Captain John 36 hour 3.22-23

Discussion in 'Fishing Reports' started by word-doctor, Mar 27, 2008.

  1. word-doctor

    word-doctor Senior Member

    (Posted on 2cool, but got rather buried by the snapper regs brouha)

    First off, the trip was great (here's the boat's report). I plan to go on another overnighter on May 3-4 with the same boat. It was not a stellar catching trip, especially when the last morning's fishing was cut off. I totaled 2 BFT (small), 7 vermillion, and 9 blue runners. But the captain and crew did everything right: their attitude and hard work were exemplary. The other anglers were very helpful in providing information and assistance. For example, the guy next to me (Dave) was catching beeliners on Saturday afternoon. I couldn't get the right depth, so finally asked to drop at the same time--sure enough, picked up my best vermillion at "his" mark.

    OK: here's the requisite newbie "what I learned" list:
    1. CROCS RULE! I resisted getting them for a long time, but wore them this whole trip. Absolutely no lower back pain and feet aren't sore at all. I worked in kitchens for 7 years: these are the best "standing" shoes I've ever used by a long shot.
    2. Watch, ask and listen. I asked about jigs, depths, speeds, baits, hooks, etc. Watched guys like Ruben. It saved a wasted trip, because if I'd tried to figure it out on my own I'd have never gotten it until afterwards.
    3. Put the time in. Was too excited to sleep much on Friday night (3 hours?); caught a few naps during travel time and fished as hard as I could when we stopped. Took a few breathers to change baits, during detangling, etc. I was about as hyper as Aaron through the whole trip... finally caught a couple hours sleep on the ride home.
    4. Daiwa Sealine. Next to the crocs, this made the trip. Great freespool and 6:1 gears made jigging work, even using a TruTemper rod with a hard tip. Holds 300 yards of 65# braid with a 5' topshot.
    5. Newell gears. 4:1 on a 4/0 Penn made it much easier to reel up a beeliner and 20 oz. sinker. Used an old 6' Sabre rod rated 60-100--great rod to use on the rail.

    I don't plan to make any major purchases for the next trip; maybe a couple of aftermarket handles (just found an 8-ball for the Sealine!). At some point I'll want to get a more appropriate jigstick, but the old TT really ain't that bad and I like the aura from a hardwood handle.

    That's all the I can think of. I want to thank the vets and crew for all the help, especially when I was bouncing around asking questions at uncivilized hours. Hope to see some folks off this board in early May.


    Attached Files:

  2. papio

    papio Senior Member

    Them Blue Runners are very tasty. At first i resisted eating any until my Japanese neighbor fixed some up and had me try it. Wow! they taste similar to the Hawaiian Akule or Omaka (Big Eye Scad). Now I keep most of the Blue Runners for the table and a few for bait.

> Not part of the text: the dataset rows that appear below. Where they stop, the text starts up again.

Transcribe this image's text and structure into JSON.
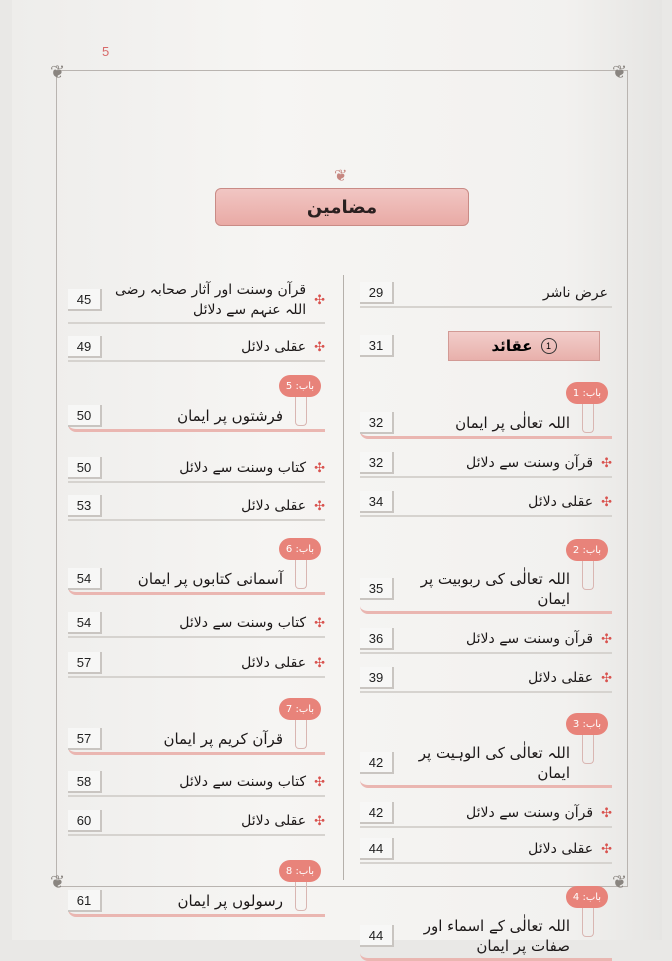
{
  "page_number": "5",
  "title": "مضامین",
  "right_column": [
    {
      "type": "plain",
      "text": "عرض ناشر",
      "page": "29"
    },
    {
      "type": "section",
      "num": "1",
      "text": "عقائد",
      "page": "31"
    },
    {
      "type": "chapter",
      "badge": "باب: 1",
      "text": "اللہ تعالٰی پر ایمان",
      "page": "32"
    },
    {
      "type": "item",
      "text": "قرآن وسنت سے دلائل",
      "page": "32"
    },
    {
      "type": "item",
      "text": "عقلی دلائل",
      "page": "34"
    },
    {
      "type": "chapter",
      "badge": "باب: 2",
      "text": "اللہ تعالٰی کی ربوبیت پر ایمان",
      "page": "35"
    },
    {
      "type": "item",
      "text": "قرآن وسنت سے دلائل",
      "page": "36"
    },
    {
      "type": "item",
      "text": "عقلی دلائل",
      "page": "39"
    },
    {
      "type": "chapter",
      "badge": "باب: 3",
      "text": "اللہ تعالٰی کی الوہیت پر ایمان",
      "page": "42"
    },
    {
      "type": "item",
      "text": "قرآن وسنت سے دلائل",
      "page": "42"
    },
    {
      "type": "item",
      "text": "عقلی دلائل",
      "page": "44"
    },
    {
      "type": "chapter",
      "badge": "باب: 4",
      "text": "اللہ تعالٰی کے اسماء اور صفات پر ایمان",
      "page": "44"
    }
  ],
  "left_column": [
    {
      "type": "item",
      "text": "قرآن وسنت اور آثار صحابہ رضی اللہ عنہم سے دلائل",
      "page": "45"
    },
    {
      "type": "item",
      "text": "عقلی دلائل",
      "page": "49"
    },
    {
      "type": "chapter",
      "badge": "باب: 5",
      "text": "فرشتوں پر ایمان",
      "page": "50"
    },
    {
      "type": "item",
      "text": "کتاب وسنت سے دلائل",
      "page": "50"
    },
    {
      "type": "item",
      "text": "عقلی دلائل",
      "page": "53"
    },
    {
      "type": "chapter",
      "badge": "باب: 6",
      "text": "آسمانی کتابوں پر ایمان",
      "page": "54"
    },
    {
      "type": "item",
      "text": "کتاب وسنت سے دلائل",
      "page": "54"
    },
    {
      "type": "item",
      "text": "عقلی دلائل",
      "page": "57"
    },
    {
      "type": "chapter",
      "badge": "باب: 7",
      "text": "قرآن کریم پر ایمان",
      "page": "57"
    },
    {
      "type": "item",
      "text": "کتاب وسنت سے دلائل",
      "page": "58"
    },
    {
      "type": "item",
      "text": "عقلی دلائل",
      "page": "60"
    },
    {
      "type": "chapter",
      "badge": "باب: 8",
      "text": "رسولوں پر ایمان",
      "page": "61"
    }
  ],
  "icons": {
    "bullet": "flower-bullet-icon"
  },
  "colors": {
    "accent": "#e8837a",
    "banner": "#eab6b1",
    "page_number": "#d86a6a"
  }
}
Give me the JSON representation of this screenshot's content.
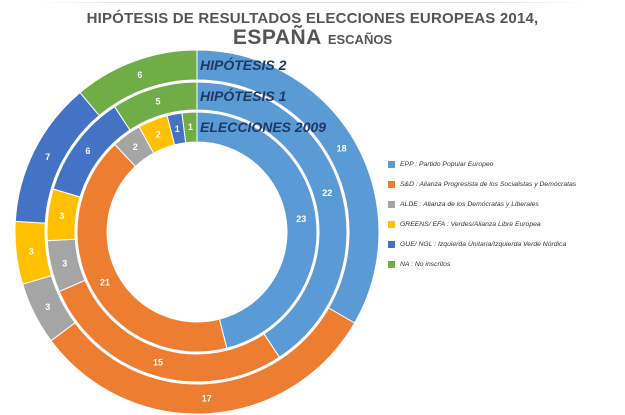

    Looks like the boat did pretty good. Good luck on your next outing.

  3. BretABaker

    BretABaker Guest

    blue runners? really?? haven't tried them.

    glad you had fun on your trip, good luck in may!
  4. gman

    gman Senior Member

    Amberjack are supposed like blue runners not people
  5. BretABaker

    BretABaker Guest

    i would only think it would be tolerable smoked. how did your neighbor prepare it?
  6. bulllred

    bulllred Senior Member

    Nice report. I always like Capt. John 36hrs. trip. For the price, you can't beat it.
  7. word-doctor

    word-doctor Senior Member

    i would only think it would be tolerable smoked. how did your neighbor prepare it?

    Don't know about his neighbor, but I smoked up a bunch. Did two brineades--one spicy and one teriyaki--and had at 'em with pecan. Turned out really tasty. I did peel the skin off and use a sharp spoon to take off any remaining dark meat.

    Yesterday I did a soy marinade, then rolled a couple of cuts in spicy breadcrumbs, frying in olive oil. Wasn't the best fish I've ever had, but wasn't bad. Wouldn't do it if the fish had been frozen or was more than a couple of days dead.